The concept comes from structuration theory, where Giddens distinguished three levels of consciousness: discursive consciousness (what actors can articulate), practical consciousness (what they know how to do without articulation), and the unconscious. Practical consciousness is the largest and most consequential layer for social action — most of what people do, they do on the basis of practical knowledge they could not fully explain.
The concept draws on the phenomenological tradition, particularly Merleau-Ponty's work on embodied perception and Michael Polanyi's tacit knowledge. What all three frameworks share is the insight that the most important kinds of human knowing are not propositional but practical — embedded in the body's trained capacities rather than in explicit beliefs that could be written down.
AI disrupts practical consciousness in a specific way. The engineer who directs an AI tool to generate code does not develop the same embodied relationship to the code that the engineer who wrote it by hand developed. The outputs may be functionally equivalent, but the experiential process — the debugging, the failure, the gradual accumulation of habits and sensibilities — is absent. Over time, the practical consciousness that traditional workflow produced as a free byproduct ceases to accumulate.
The ascending friction framework from the You On AI suggests that the response is to locate practical consciousness at a higher level — to develop embodied familiarity with architectural judgment, quality discrimination, and the direction of AI rather than with implementation. Whether this higher-level practical consciousness can substitute adequately for the lower-level practical consciousness it replaces is among the central empirical questions of the AI transition.
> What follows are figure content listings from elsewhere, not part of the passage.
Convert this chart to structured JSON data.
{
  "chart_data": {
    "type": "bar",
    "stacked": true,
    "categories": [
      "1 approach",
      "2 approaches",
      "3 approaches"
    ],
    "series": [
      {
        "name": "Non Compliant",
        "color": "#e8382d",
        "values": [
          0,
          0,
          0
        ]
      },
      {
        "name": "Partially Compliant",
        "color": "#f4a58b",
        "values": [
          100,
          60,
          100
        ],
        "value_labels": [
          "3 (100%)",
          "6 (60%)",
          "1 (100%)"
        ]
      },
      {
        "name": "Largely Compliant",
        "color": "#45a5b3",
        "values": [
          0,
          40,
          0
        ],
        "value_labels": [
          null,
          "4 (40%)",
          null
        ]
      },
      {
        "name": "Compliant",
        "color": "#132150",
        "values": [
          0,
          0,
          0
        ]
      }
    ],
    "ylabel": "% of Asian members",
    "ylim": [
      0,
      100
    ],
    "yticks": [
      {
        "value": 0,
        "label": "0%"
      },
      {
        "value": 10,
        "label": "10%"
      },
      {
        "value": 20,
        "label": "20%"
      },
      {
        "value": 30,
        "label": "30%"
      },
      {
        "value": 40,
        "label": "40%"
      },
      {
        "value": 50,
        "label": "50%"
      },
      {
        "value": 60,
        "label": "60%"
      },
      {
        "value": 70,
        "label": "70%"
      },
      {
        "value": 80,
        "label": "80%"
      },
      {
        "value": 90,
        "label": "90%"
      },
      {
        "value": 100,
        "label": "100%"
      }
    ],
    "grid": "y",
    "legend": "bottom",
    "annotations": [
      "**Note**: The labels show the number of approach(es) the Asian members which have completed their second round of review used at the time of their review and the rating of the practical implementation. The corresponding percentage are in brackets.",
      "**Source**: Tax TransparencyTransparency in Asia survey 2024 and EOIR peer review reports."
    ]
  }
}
Giddens developed the concept in The Constitution of Society (1984) as part of structuration theory. It synthesized phenomenological insights from Merleau-Ponty, hermeneutic insights from Hans-Georg Gadamer, and sociological insights from Erving Goffman on the tacit structure of everyday interaction.
Three levels of consciousness. Discursive consciousness (articulable), practical consciousness (embodied know-how), and the unconscious form a stratified model of the acting subject.
Embodied and tacit. Practical consciousness is embodied rather than propositional and tacit rather than explicit.
Developed through practice. The only way to develop practical consciousness is to engage in the practice sufficiently for the embodied familiarity to accumulate.
AI short-circuit. AI produces outputs without requiring the practice that develops practical consciousness, creating a workflow in which embodied expertise can no longer be developed as a free byproduct.
Ascending alternative. Practical consciousness can be cultivated at higher levels — architectural judgment, quality evaluation — but this requires deliberate attention to what AI workflows no longer produce automatically.
Whether practical consciousness at higher levels is an adequate substitute for the embodied knowledge at lower levels, or whether the higher-level expertise is structurally thinner in ways that matter, is a question the AI transition is empirically resolving.